Abstract
In late 2024, Netflix made a bet: consolidate the vast majority of our relational database use cases onto a single engine: Amazon Aurora PostgreSQL. This talk uses Netflix’s Aurora PostgreSQL consolidation as a case study in platform engineering: how we turned risky, bespoke database migrations into a repeatable internal platform capability.
Over 12 months, we migrated 100+ unique workloads off a third-party, distributed, PostgreSQL-compatible store and onto Aurora PostgreSQL. The workloads varied widely in size, query patterns, availability requirements, and team risk tolerance, including use cases with tens of terabytes of data and business-critical traffic. To make this tractable, we built a migration platform that standardized the common path while preserving escape hatches for the hard cases: automated data movement, byte-for-byte validation, resumable workflows and transparent cutovers with only single-digit minutes of write downtime.
We’ll cover both the technical and organizational sides of the effort: how we minimized application-team churn, built confidence in our tooling, worked with external and internal partners, and coordinated a high-risk infrastructure change across hundreds of stakeholders without turning the platform team into a blocking approval gate.
Takeaways:
- How to turn a large migration program into an internal platform capability with reusable tooling, standardized workflows, and clear escape hatches.
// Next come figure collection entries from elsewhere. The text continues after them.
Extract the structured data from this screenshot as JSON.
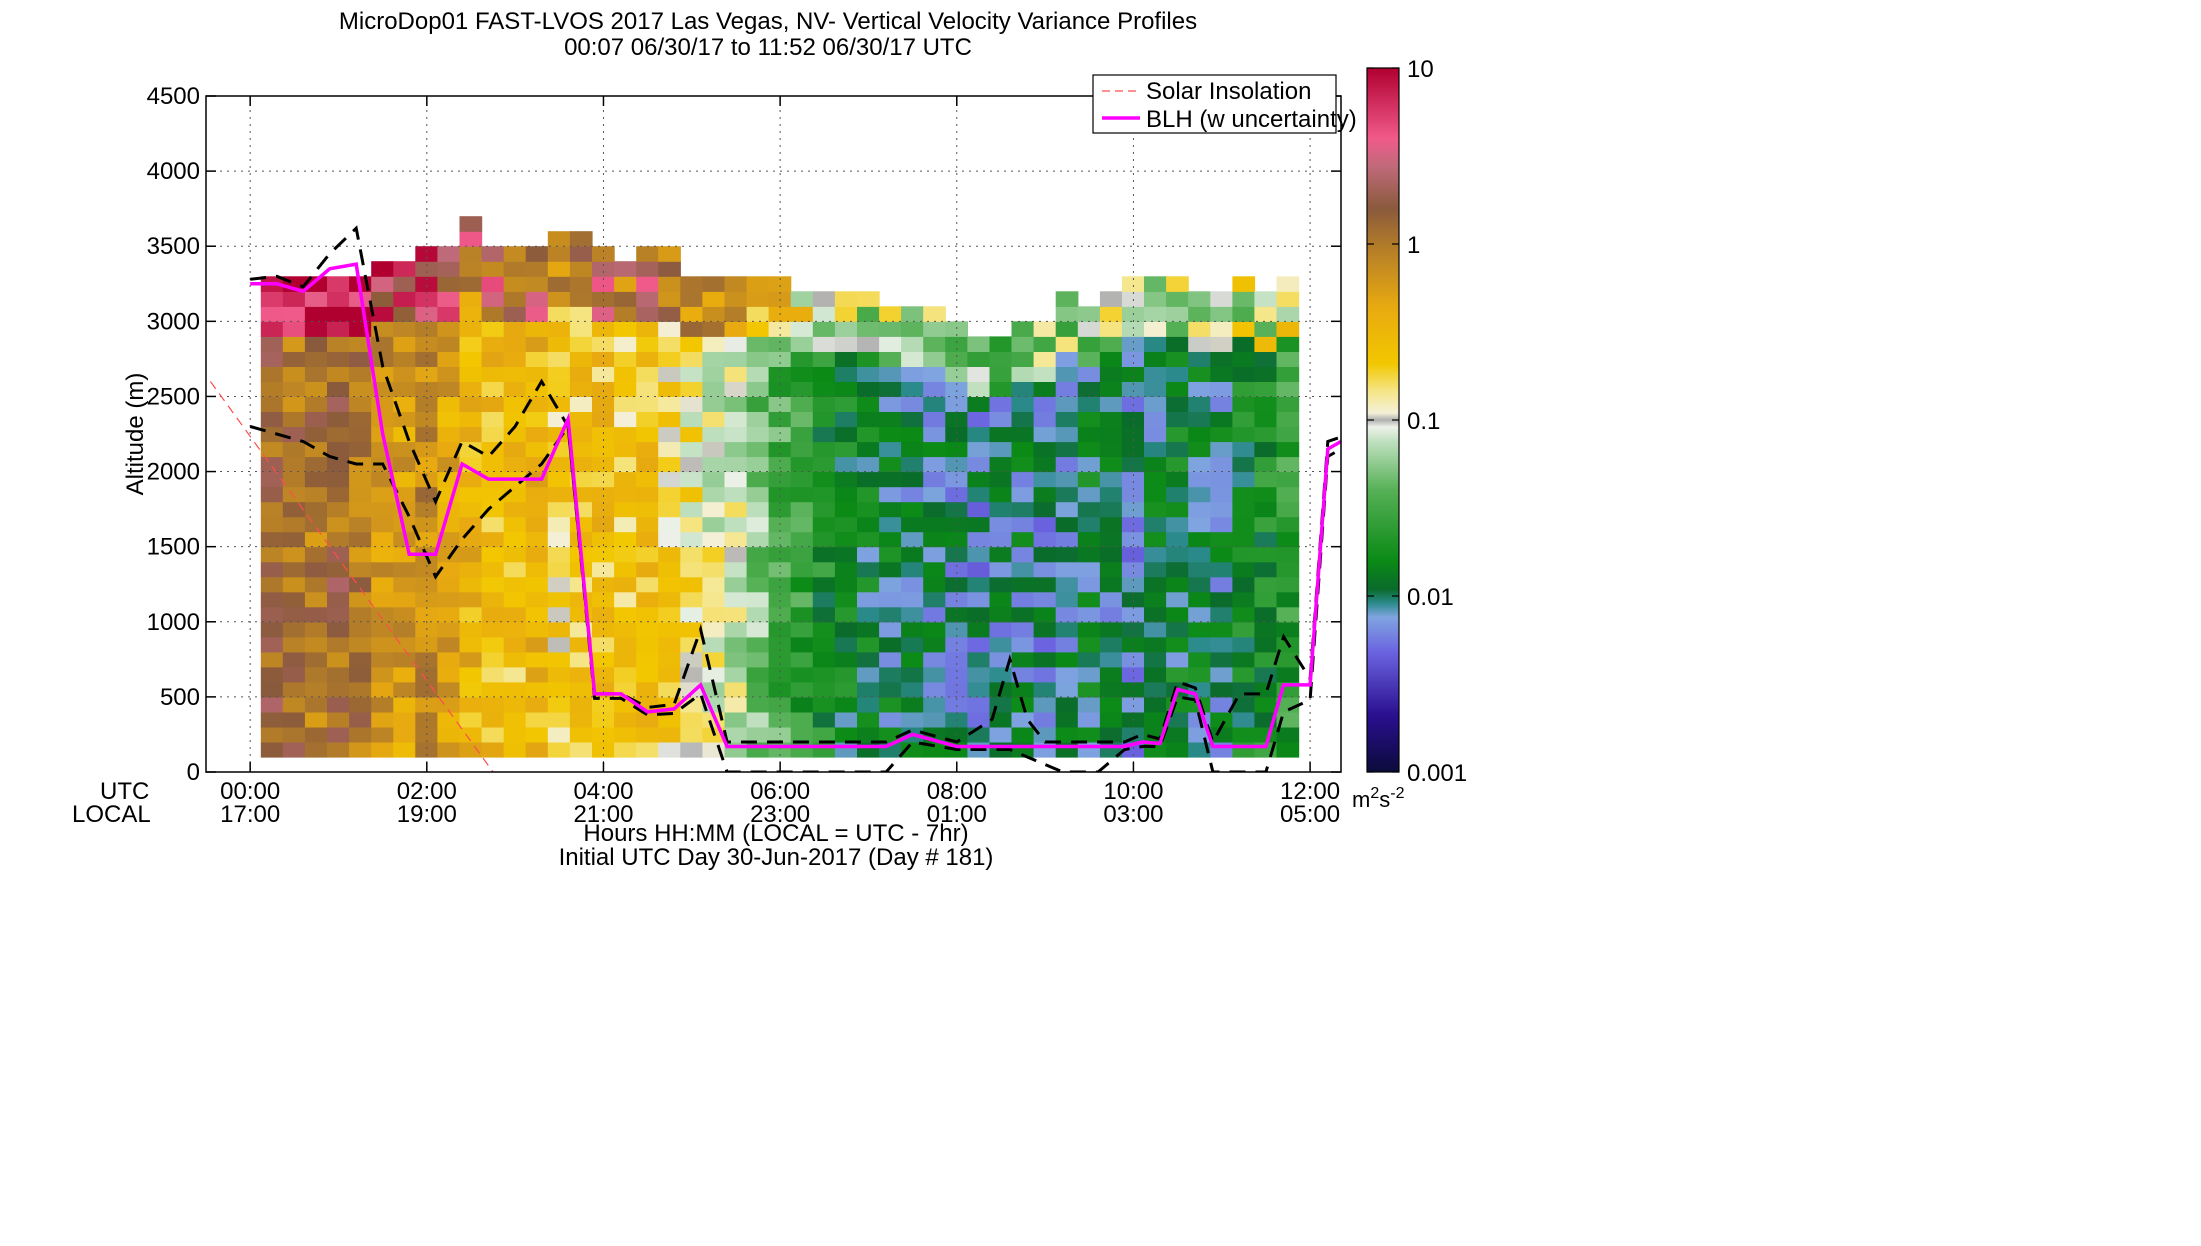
{
  "chart_data": {
    "type": "heatmap",
    "title": "MicroDop01 FAST-LVOS 2017 Las Vegas, NV- Vertical Velocity Variance Profiles",
    "subtitle": "00:07 06/30/17 to 11:52 06/30/17  UTC",
    "xlabel": "Hours HH:MM  (LOCAL = UTC - 7hr)",
    "xlabel2": "Initial UTC Day 30-Jun-2017 (Day # 181)",
    "ylabel": "Altitude (m)",
    "row_label_utc": "UTC",
    "row_label_local": "LOCAL",
    "xlim_hours": [
      -0.5,
      12.35
    ],
    "ylim": [
      0,
      4500
    ],
    "x_ticks": [
      {
        "hour": 0,
        "utc": "00:00",
        "local": "17:00"
      },
      {
        "hour": 2,
        "utc": "02:00",
        "local": "19:00"
      },
      {
        "hour": 4,
        "utc": "04:00",
        "local": "21:00"
      },
      {
        "hour": 6,
        "utc": "06:00",
        "local": "23:00"
      },
      {
        "hour": 8,
        "utc": "08:00",
        "local": "01:00"
      },
      {
        "hour": 10,
        "utc": "10:00",
        "local": "03:00"
      },
      {
        "hour": 12,
        "utc": "12:00",
        "local": "05:00"
      }
    ],
    "y_ticks": [
      0,
      500,
      1000,
      1500,
      2000,
      2500,
      3000,
      3500,
      4000,
      4500
    ],
    "grid": true,
    "legend_position": "top-right",
    "legend": [
      {
        "name": "Solar Insolation",
        "color": "#ff4d4d",
        "style": "dashed"
      },
      {
        "name": "BLH (w uncertainty)",
        "color": "#ff00ff",
        "style": "solid"
      }
    ],
    "colorbar": {
      "scale": "log",
      "range": [
        0.001,
        10
      ],
      "tick_labels": [
        "0.001",
        "0.01",
        "0.1",
        "1",
        "10"
      ],
      "unit_base": "m",
      "unit_exp1": "2",
      "unit_mid": "s",
      "unit_exp2": "-2"
    },
    "heatmap": {
      "time_start_hour": 0.12,
      "time_step_hour": 0.25,
      "altitude_start_m": 100,
      "altitude_step_m": 100,
      "columns_log10_profile": [
        {
          "top": 3300,
          "base": 0.1
        },
        {
          "top": 3300,
          "base": 0.05
        },
        {
          "top": 3300,
          "base": 0.0
        },
        {
          "top": 3300,
          "base": 0.1
        },
        {
          "top": 3300,
          "base": 0.0
        },
        {
          "top": 3400,
          "base": -0.2
        },
        {
          "top": 3400,
          "base": -0.3
        },
        {
          "top": 3500,
          "base": -0.1
        },
        {
          "top": 3500,
          "base": -0.35
        },
        {
          "top": 3700,
          "base": -0.5
        },
        {
          "top": 3500,
          "base": -0.55
        },
        {
          "top": 3500,
          "base": -0.6
        },
        {
          "top": 3500,
          "base": -0.5
        },
        {
          "top": 3600,
          "base": -0.7
        },
        {
          "top": 3600,
          "base": -0.65
        },
        {
          "top": 3500,
          "base": -0.6
        },
        {
          "top": 3400,
          "base": -0.7
        },
        {
          "top": 3500,
          "base": -0.6
        },
        {
          "top": 3500,
          "base": -0.75
        },
        {
          "top": 3300,
          "base": -0.85
        },
        {
          "top": 3300,
          "base": -0.95
        },
        {
          "top": 3300,
          "base": -1.05
        },
        {
          "top": 3300,
          "base": -1.3
        },
        {
          "top": 3300,
          "base": -1.45
        },
        {
          "top": 3200,
          "base": -1.6
        },
        {
          "top": 3200,
          "base": -1.75
        },
        {
          "top": 3200,
          "base": -1.85
        },
        {
          "top": 3200,
          "base": -1.9
        },
        {
          "top": 3100,
          "base": -1.95
        },
        {
          "top": 3100,
          "base": -2.0
        },
        {
          "top": 3100,
          "base": -2.05
        },
        {
          "top": 3000,
          "base": -2.05
        },
        {
          "top": 2900,
          "base": -2.1
        },
        {
          "top": 2900,
          "base": -2.05
        },
        {
          "top": 3000,
          "base": -2.0
        },
        {
          "top": 3000,
          "base": -2.1
        },
        {
          "top": 3200,
          "base": -2.05
        },
        {
          "top": 3100,
          "base": -1.95
        },
        {
          "top": 3200,
          "base": -2.0
        },
        {
          "top": 3300,
          "base": -2.1
        },
        {
          "top": 3300,
          "base": -1.95
        },
        {
          "top": 3300,
          "base": -1.9
        },
        {
          "top": 3200,
          "base": -1.95
        },
        {
          "top": 3200,
          "base": -2.0
        },
        {
          "top": 3300,
          "base": -1.85
        },
        {
          "top": 3200,
          "base": -1.75
        },
        {
          "top": 3300,
          "base": -1.6
        }
      ]
    },
    "solar_insolation": {
      "x": [
        -0.45,
        2.75
      ],
      "y": [
        2600,
        0
      ]
    },
    "blh": {
      "x": [
        0.0,
        0.3,
        0.6,
        0.9,
        1.2,
        1.5,
        1.8,
        2.1,
        2.4,
        2.7,
        3.0,
        3.3,
        3.6,
        3.9,
        4.2,
        4.5,
        4.8,
        5.1,
        5.4,
        6.0,
        6.6,
        7.2,
        7.5,
        8.0,
        8.6,
        9.2,
        9.6,
        9.9,
        10.1,
        10.3,
        10.5,
        10.7,
        10.9,
        11.2,
        11.5,
        11.7,
        12.0,
        12.2,
        12.35
      ],
      "y": [
        3250,
        3250,
        3200,
        3350,
        3380,
        2250,
        1450,
        1450,
        2050,
        1950,
        1950,
        1950,
        2350,
        520,
        520,
        400,
        420,
        580,
        170,
        170,
        170,
        170,
        250,
        170,
        170,
        170,
        170,
        170,
        200,
        190,
        550,
        520,
        170,
        170,
        170,
        580,
        580,
        2150,
        2200
      ]
    },
    "blh_upper": {
      "x": [
        0.0,
        0.3,
        0.6,
        0.9,
        1.2,
        1.5,
        1.8,
        2.1,
        2.4,
        2.7,
        3.0,
        3.3,
        3.6,
        3.9,
        4.2,
        4.5,
        4.8,
        5.1,
        5.4,
        6.0,
        6.6,
        7.2,
        7.5,
        8.0,
        8.4,
        8.6,
        8.8,
        9.0,
        9.6,
        9.9,
        10.1,
        10.3,
        10.5,
        10.7,
        10.9,
        11.2,
        11.5,
        11.7,
        12.0,
        12.2,
        12.35
      ],
      "y": [
        3280,
        3300,
        3230,
        3450,
        3620,
        2700,
        2200,
        1800,
        2200,
        2100,
        2300,
        2600,
        2300,
        520,
        520,
        430,
        450,
        950,
        200,
        200,
        200,
        200,
        280,
        200,
        350,
        750,
        350,
        200,
        200,
        200,
        250,
        220,
        600,
        560,
        200,
        520,
        520,
        900,
        620,
        2200,
        2230
      ]
    },
    "blh_lower": {
      "x": [
        0.0,
        0.3,
        0.6,
        0.9,
        1.2,
        1.5,
        1.8,
        2.1,
        2.4,
        2.7,
        3.0,
        3.3,
        3.6,
        3.9,
        4.2,
        4.5,
        4.8,
        5.1,
        5.4,
        5.8,
        6.0,
        6.6,
        7.2,
        7.5,
        8.0,
        8.6,
        9.2,
        9.6,
        9.9,
        10.1,
        10.3,
        10.5,
        10.7,
        10.9,
        11.2,
        11.5,
        11.7,
        12.0,
        12.2,
        12.35
      ],
      "y": [
        2300,
        2250,
        2200,
        2100,
        2050,
        2050,
        1700,
        1300,
        1550,
        1750,
        1900,
        2050,
        2300,
        490,
        490,
        380,
        390,
        520,
        0,
        0,
        0,
        0,
        0,
        200,
        150,
        150,
        0,
        0,
        150,
        170,
        170,
        500,
        480,
        0,
        0,
        0,
        400,
        480,
        2100,
        2150
      ]
    }
  }
}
- How to migrate business-critical relational workloads with near-zero downtime while keeping application-team effort low.
- How to build trust in migration tooling through validation harnesses, byte-for-byte correctness checks, resumable execution, and cutovers.
- How to make build-vs-buy decisions when vendor tools and internal platform requirements do not fully overlap.
- How to coordinate a high-risk infrastructure change across many teams without adding overhead for developer teams.